La Jamaa islamiya n’a pas été le seul parti à protester contre la décision de M. Bou Saab et à décider que ses écoles resteront ouvertes aujourd’hui. Des groupes sunnites à Tripoli et ailleurs l’on imité. Ils restent minoritaires.
En revanche, Walid Joumblatt n’a pas hésité à participer à une cérémonie organisée au Collège Haïgazian pour l’occasion et à déposer un bouquet de roses rouges sur une stèle commémorative. Une gigantesque cérémonie s’est également tenue à l’intérieur du stade Michel Murr.

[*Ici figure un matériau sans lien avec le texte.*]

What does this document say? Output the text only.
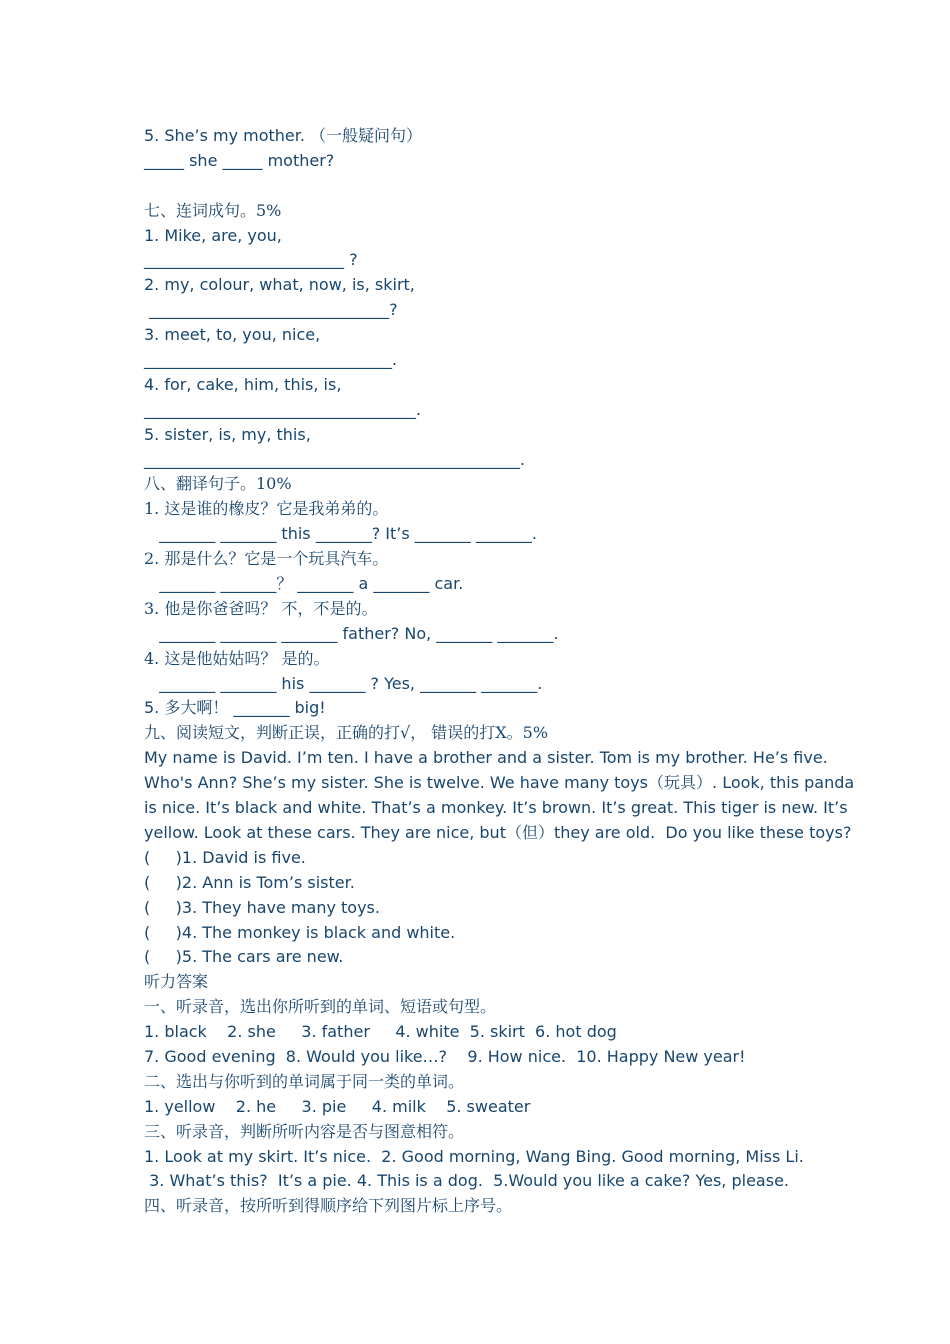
5. She’s my mother. （一般疑问句）
_____ she _____ mother?
七、连词成句。5%
1. Mike, are, you,
_________________________ ?
2. my, colour, what, now, is, skirt,
______________________________?
3. meet, to, you, nice,
_______________________________.
4. for, cake, him, this, is,
__________________________________.
5. sister, is, my, this,
_______________________________________________.
八、翻译句子。10%
1. 这是谁的橡皮？它是我弟弟的。
_______ _______ this _______? It’s _______ _______.
2. 那是什么？它是一个玩具汽车。
_______ _______？ _______ a _______ car.
3. 他是你爸爸吗？ 不，不是的。
_______ _______ _______ father? No, _______ _______.
4. 这是他姑姑吗？ 是的。
_______ _______ his _______ ? Yes, _______ _______.
5. 多大啊！ _______ big!
九、阅读短文，判断正误，正确的打√， 错误的打X。5%
My name is David. I’m ten. I have a brother and a sister. Tom is my brother. He’s five.
Who's Ann? She’s my sister. She is twelve. We have many toys（玩具）. Look, this panda
is nice. It’s black and white. That’s a monkey. It’s brown. It’s great. This tiger is new. It’s
yellow. Look at these cars. They are nice, but（但）they are old.  Do you like these toys?
(     )1. David is five.
(     )2. Ann is Tom’s sister.
(     )3. They have many toys.
(     )4. The monkey is black and white.
(     )5. The cars are new.
听力答案
一、听录音，选出你所听到的单词、短语或句型。
1. black    2. she     3. father     4. white  5. skirt  6. hot dog
7. Good evening  8. Would you like…?    9. How nice.  10. Happy New year!
二、选出与你听到的单词属于同一类的单词。
1. yellow    2. he     3. pie     4. milk    5. sweater
三、听录音，判断所听内容是否与图意相符。
1. Look at my skirt. It’s nice.  2. Good morning, Wang Bing. Good morning, Miss Li.
3. What’s this?  It’s a pie. 4. This is a dog.  5.Would you like a cake? Yes, please.
四、听录音，按所听到得顺序给下列图片标上序号。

De leur côté, les ministres Michel Pharaon et Rony Araïgi ont pris la parole au cours d’une soirée du souvenir organisée au siège du patriarcat des arméniens-catholiques, à Achrafieh. « Persister à nier le génocide n’augure rien de bon, au regard des crimes qui se commettent dans la région, a dit M. Pharaon à cette occasion. (…) Une reconnaissance ouvrirait la voie à l’établissement de liens solides qui ne seraient pas bâtis sur les seuls intérêts communs. »
De son côté, le député Nadim Gemayel a rendu un vibrant hommage au peuple arménien qui est parvenu « à s’engager dans la vie sociale et politique des pays qui l’ont accueilli et d’en faire de véritable patries, sans pour autant renoncer à ses racines ni oublier la terre ancestrale. Nous pouvons partager l’amertume ressentie à la catastrophe parce que nous-mêmes y avons goûté, de 1914 à aujourd’hui », a ajouté M. Gemayel, qui a demandé le rétablissement de la fête nationale des Martyrs, le 6 mai, qui commémore la pendaison sur les ordres de Jamal pacha, de patriotes libanais.

Le Parti syrien national social, emboîtant le pas au régime syrien, a également condamné le génocide des Arméniens. Une condamnation qui s’inscrit dans le cadre de l’idéologie de l’alliance des minorités, qui refait surface à l’occasion, selon des observateurs. Ces derniers ne manquent pas de déplorer que la frénésie des massacres semble s’être emparée de plus d’un régime arabe, et de dénoncer « la récupération » de la reconnaissance du génocide et son instrumentalisation.

Sur le plan officiel, fidèle à la « distanciation » qu’il s’est imposée vis-à-vis des axes régionaux, le gouvernement a dépêché en Arménie les ministres Gebran Bassil et Élias Bou Saab, ainsi que le député Arthur Nazarian, pour participer aux cérémonies commémorant le génocide, tandis qu’il déléguait en Turquie les ministres Achraf Rifi et Samir Mokbel pour assister au centenaire de la bataille de Gallipoli, qu’Ankara a « inventé » pour faire diversion.
La commémoration du génocide arménien sera marquée aujourd’hui par une marche entre le catholicossat d’Antelias et le stade de Bourj Hammoud organisée par les partis arméniens.

Cette actualité a relégué momentanément au second plan, sans les occulter, les dilemmes constitutionnels qui marquent la vie politique, et notamment celui d’un Parlement qui ne parvient pas à se réunir, tant qu’un chef de l’État n’est pas élu, et d’un Conseil des ministres que Michel Aoun menace de boycotter si ses caprices ne sont pas passés.